Despite a disappointing week for global markets we saw a strong rebound on Friday with US markets closing well off their weekly lows on the back of optimism that while US and China officials are still talking, any escalation could well be averted.

There is a limited window for progress given that goods currently in transit are exempted from the new tariff increases. This translates into a window of up to two weeks on any goods that have left Chinese ports before they arrive in the US, and would then be subject to the new tariff regime.

This end of week optimism seems somewhat misplaced given the rhetoric we heard over the weekend, as China pushed back on US claims of backsliding, as well as saying that they would look to respond in due course.

In anticipation of a Chinese response the US administration is expected to outline later today the details of a further round of tariffs on another $300bn worth of Chinese goods. These would be on top of the ones implemented last week, though aren’t expected to be rolled out straightaway, but kept in abeyance as another tool to use in further talks.

Any optimism that President’s Trump and Xi might meet at next month’s G20 summit in Japan next month needs to be tempered by the fact that the new tariffs, announced last week, will have fully kicked in by then, in the absence of any agreement in the interim.

Not content with taking on China the US has also been upping the ante with Iran, over its funding of terrorism in the Middle East, sending a US carrier group to the region, while later this week the US is also expected to announce a decision on whether to implement tariffs on imported cars from the EU.

Against this backdrop it is unsurprising that the start of trading this week has seen markets in Asia come under pressure, though markets in Europe look set to open a little bit higher largely as a result of the residual effects of last week’s late US rebound.

On the Brexit front the government is set to resume talks with the Labour Party today with a view to making changes to the political declaration on customs.

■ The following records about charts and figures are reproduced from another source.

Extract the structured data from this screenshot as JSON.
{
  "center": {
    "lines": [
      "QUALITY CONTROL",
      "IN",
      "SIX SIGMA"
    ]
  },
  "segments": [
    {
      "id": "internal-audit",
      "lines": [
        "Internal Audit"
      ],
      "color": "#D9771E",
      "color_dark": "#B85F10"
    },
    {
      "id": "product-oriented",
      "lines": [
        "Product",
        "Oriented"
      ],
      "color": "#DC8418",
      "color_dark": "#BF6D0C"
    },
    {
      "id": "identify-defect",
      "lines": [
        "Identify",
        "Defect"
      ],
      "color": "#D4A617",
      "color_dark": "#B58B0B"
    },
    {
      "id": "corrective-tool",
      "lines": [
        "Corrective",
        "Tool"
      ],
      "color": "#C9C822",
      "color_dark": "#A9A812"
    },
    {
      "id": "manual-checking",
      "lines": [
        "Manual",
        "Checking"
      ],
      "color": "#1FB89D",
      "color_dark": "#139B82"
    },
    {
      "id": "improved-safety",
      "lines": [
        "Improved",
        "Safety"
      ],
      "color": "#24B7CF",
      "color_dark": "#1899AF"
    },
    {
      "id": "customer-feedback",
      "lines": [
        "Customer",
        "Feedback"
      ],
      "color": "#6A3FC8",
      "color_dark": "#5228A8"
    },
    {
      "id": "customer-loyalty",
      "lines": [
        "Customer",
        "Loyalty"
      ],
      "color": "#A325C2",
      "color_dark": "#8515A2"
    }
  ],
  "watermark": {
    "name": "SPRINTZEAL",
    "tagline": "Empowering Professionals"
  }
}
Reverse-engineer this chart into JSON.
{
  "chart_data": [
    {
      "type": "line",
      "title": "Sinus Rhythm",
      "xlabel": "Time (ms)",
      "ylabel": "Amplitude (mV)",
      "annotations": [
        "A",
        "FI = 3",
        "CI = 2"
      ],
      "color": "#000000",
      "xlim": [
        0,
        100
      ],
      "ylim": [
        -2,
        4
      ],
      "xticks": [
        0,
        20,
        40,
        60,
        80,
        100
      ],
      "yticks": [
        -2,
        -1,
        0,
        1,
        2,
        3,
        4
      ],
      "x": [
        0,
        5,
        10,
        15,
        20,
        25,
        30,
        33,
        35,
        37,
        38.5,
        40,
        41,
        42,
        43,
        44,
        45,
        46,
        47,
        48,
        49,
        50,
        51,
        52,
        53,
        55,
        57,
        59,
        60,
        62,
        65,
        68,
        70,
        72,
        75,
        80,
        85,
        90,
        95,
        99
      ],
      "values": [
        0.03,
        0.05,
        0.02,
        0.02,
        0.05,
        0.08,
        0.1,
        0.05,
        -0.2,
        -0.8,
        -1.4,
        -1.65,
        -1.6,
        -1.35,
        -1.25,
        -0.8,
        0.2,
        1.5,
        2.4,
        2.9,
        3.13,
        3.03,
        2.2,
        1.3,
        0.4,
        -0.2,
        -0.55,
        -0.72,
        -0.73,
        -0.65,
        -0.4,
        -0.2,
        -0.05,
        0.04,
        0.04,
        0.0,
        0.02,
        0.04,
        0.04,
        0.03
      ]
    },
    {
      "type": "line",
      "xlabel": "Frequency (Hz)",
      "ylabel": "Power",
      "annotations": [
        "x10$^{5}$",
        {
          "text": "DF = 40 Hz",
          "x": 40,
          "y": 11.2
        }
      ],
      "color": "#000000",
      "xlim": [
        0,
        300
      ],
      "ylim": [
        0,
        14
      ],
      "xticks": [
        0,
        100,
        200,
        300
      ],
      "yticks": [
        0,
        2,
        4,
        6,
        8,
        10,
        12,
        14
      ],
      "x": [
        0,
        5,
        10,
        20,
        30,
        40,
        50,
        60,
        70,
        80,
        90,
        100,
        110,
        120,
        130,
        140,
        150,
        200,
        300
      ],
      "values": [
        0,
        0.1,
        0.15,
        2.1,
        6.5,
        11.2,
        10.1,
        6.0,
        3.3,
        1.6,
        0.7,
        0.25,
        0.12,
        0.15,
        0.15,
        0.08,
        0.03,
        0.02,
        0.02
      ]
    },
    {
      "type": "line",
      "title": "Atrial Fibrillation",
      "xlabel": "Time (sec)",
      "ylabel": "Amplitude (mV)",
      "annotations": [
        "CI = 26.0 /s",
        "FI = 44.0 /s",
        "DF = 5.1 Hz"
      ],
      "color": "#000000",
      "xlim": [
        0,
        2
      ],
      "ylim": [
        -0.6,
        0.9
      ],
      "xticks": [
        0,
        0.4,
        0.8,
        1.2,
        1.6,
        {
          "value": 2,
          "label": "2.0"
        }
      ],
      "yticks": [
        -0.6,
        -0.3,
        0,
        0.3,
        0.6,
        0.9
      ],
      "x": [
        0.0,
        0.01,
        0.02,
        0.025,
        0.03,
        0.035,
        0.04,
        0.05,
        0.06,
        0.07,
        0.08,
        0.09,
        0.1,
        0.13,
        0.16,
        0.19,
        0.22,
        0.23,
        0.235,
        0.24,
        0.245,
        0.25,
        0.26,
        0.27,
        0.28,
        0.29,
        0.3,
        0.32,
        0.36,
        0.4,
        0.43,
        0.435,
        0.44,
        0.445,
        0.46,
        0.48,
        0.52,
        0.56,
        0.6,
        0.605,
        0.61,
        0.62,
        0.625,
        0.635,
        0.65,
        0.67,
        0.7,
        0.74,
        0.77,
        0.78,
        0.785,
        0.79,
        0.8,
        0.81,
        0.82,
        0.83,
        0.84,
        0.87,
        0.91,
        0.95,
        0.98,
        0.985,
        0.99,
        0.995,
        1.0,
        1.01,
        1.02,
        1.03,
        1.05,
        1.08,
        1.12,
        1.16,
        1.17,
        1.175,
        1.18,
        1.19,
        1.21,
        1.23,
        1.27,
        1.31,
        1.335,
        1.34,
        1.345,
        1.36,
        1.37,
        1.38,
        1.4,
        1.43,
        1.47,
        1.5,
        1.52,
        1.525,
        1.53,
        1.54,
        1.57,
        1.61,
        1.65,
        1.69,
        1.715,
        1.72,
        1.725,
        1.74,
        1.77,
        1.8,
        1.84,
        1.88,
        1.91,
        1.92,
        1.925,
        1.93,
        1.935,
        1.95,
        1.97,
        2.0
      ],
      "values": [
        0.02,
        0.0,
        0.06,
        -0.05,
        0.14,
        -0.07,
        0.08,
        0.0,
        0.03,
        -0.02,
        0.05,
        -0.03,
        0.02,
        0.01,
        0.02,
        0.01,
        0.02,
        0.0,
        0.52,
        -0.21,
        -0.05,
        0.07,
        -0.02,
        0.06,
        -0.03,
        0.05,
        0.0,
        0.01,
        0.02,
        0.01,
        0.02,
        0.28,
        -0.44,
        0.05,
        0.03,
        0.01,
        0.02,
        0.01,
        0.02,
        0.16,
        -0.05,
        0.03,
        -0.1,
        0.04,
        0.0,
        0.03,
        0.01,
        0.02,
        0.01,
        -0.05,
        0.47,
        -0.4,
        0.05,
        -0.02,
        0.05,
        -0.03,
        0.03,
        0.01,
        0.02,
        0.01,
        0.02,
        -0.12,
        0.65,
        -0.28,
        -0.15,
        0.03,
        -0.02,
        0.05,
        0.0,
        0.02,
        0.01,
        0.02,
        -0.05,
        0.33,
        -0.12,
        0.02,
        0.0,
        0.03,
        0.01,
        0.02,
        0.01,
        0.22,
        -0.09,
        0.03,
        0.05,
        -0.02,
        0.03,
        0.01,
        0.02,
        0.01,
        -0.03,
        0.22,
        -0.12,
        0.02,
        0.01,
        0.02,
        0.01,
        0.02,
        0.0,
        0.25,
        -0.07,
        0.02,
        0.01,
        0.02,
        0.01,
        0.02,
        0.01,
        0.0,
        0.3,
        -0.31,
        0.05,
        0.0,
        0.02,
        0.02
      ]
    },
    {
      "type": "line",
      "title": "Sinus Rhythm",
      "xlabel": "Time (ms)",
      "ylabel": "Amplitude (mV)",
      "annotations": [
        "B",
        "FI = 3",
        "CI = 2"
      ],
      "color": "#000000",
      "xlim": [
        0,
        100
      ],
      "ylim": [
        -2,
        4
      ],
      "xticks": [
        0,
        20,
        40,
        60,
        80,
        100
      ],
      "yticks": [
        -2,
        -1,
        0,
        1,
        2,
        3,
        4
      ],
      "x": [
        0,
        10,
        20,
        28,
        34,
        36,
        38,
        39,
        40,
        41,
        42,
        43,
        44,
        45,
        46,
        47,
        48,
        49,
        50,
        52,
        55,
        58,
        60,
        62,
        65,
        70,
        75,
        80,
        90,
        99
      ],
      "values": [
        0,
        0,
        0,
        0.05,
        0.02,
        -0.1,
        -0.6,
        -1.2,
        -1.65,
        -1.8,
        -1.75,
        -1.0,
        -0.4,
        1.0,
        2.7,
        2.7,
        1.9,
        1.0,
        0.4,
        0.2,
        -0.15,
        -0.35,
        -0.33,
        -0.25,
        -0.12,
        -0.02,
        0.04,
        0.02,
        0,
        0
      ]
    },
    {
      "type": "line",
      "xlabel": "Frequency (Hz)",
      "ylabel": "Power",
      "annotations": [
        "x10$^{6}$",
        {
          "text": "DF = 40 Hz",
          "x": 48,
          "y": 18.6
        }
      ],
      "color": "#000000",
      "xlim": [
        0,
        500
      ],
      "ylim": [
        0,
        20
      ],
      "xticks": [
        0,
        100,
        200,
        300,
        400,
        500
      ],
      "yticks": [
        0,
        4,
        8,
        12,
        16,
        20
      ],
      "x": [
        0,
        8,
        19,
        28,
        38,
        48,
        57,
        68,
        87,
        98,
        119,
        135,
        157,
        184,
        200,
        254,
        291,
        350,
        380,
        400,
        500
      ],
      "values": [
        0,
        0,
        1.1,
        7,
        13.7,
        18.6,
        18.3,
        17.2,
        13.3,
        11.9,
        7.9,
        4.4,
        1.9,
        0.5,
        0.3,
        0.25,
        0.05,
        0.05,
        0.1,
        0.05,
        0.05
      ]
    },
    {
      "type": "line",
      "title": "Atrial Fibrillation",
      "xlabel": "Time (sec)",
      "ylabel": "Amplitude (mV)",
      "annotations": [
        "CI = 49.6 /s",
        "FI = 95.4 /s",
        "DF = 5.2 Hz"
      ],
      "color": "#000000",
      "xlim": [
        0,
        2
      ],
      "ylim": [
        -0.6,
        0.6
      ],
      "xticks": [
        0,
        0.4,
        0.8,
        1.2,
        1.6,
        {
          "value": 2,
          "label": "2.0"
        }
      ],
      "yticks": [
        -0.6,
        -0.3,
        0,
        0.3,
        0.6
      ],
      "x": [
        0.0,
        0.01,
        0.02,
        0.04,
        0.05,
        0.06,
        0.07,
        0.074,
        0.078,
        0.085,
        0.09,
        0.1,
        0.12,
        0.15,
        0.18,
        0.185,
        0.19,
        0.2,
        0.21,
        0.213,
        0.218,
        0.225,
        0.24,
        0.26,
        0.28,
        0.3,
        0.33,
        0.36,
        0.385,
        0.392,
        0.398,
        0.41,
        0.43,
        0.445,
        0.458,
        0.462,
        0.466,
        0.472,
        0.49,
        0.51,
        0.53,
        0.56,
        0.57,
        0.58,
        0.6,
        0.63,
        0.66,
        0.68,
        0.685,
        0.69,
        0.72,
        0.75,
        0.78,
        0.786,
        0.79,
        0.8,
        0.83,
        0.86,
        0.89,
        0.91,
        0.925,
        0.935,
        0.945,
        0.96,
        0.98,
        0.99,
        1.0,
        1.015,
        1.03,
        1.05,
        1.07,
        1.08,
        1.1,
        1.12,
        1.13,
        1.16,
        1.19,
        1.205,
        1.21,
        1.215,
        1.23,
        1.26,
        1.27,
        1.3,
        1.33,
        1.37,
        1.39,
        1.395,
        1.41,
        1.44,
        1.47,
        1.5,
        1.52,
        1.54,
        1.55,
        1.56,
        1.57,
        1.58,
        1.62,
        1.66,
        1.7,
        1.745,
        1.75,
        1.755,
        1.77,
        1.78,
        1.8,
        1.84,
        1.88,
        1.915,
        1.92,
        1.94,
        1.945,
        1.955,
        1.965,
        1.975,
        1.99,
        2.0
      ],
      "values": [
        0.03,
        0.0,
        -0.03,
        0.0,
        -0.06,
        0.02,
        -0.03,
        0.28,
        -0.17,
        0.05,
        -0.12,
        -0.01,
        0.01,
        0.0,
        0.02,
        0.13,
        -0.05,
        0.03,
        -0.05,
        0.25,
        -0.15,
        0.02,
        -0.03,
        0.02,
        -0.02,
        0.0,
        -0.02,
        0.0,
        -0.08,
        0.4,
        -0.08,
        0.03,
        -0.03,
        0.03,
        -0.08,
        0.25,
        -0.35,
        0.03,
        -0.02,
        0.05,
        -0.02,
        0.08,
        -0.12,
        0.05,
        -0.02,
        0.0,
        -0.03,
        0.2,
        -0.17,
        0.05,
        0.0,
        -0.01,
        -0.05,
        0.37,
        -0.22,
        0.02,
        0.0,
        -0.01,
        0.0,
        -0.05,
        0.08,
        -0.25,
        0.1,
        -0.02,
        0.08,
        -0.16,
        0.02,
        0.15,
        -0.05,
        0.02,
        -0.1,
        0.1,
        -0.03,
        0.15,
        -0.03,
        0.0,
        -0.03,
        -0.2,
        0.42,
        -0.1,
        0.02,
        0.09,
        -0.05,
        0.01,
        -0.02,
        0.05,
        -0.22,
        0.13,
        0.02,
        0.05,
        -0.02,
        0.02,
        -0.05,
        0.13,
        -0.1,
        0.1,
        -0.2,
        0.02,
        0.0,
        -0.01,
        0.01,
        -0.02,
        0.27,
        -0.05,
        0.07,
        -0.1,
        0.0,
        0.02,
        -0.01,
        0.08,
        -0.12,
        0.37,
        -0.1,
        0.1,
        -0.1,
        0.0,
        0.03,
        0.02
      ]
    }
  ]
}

With opinion polls pointing to an almost Conservative wipe-out in the European elections it is hard to see the talks ending in anything but failure, especially if Labour insists on a confirmatory referendum attached to any deal.

A number of Conservative MPs are also expected to increase the pressure on forcing the PM to go, something that might come to a head later this week.

On the IPO front Uber suffered a little bit of a mishap on its first day of trading sliding back 7% from its $45 float price, reversing a trend in US IPO’s that had seen first day gains.  This doesn’t bode particularly well for its future performance given the concerns expressed in the lead up to the float that it was overpriced, and that its pricing was based on hopes for future growth rather than the expectation of it. Even Lyft, which is now down 20% from its $72 IPO price managed to post a first day gain.

The next few days are likely to be crucial in determining whether we see further losses and whether the company becomes a target for short sellers, or whether we start to see some buyers creep in if the share price drops below $40 a share. 

EURUSD – the 50-day MA appears to be containing the upside for now near 1.1270 with wider resistance at the 1.1325/40 area and the April peaks. The bias remains to the downside, and the lows at 1.1110, while below this key resistance level.

GBPUSD – support remains near the 1.2960/70 area. A break below 1.2960 and the 50-day MA could well open up a move towards the 1.2800 area. We need a move above 1.3070 to stabilise.

EURGBP – the recent range highs at 0.8680 remain a key resistance area, with a break targeting 0.8720. While below the risk is for a drift back down towards the 0.8570 area on a break below 0.8620.

USDJPY – still on course for the 109.20 area while below the 110.30 resistance. While below 110.30 the risk has shifted to the downside and an eventual move towards 108.00. Above 110.30 argues for a move back towards 111.00.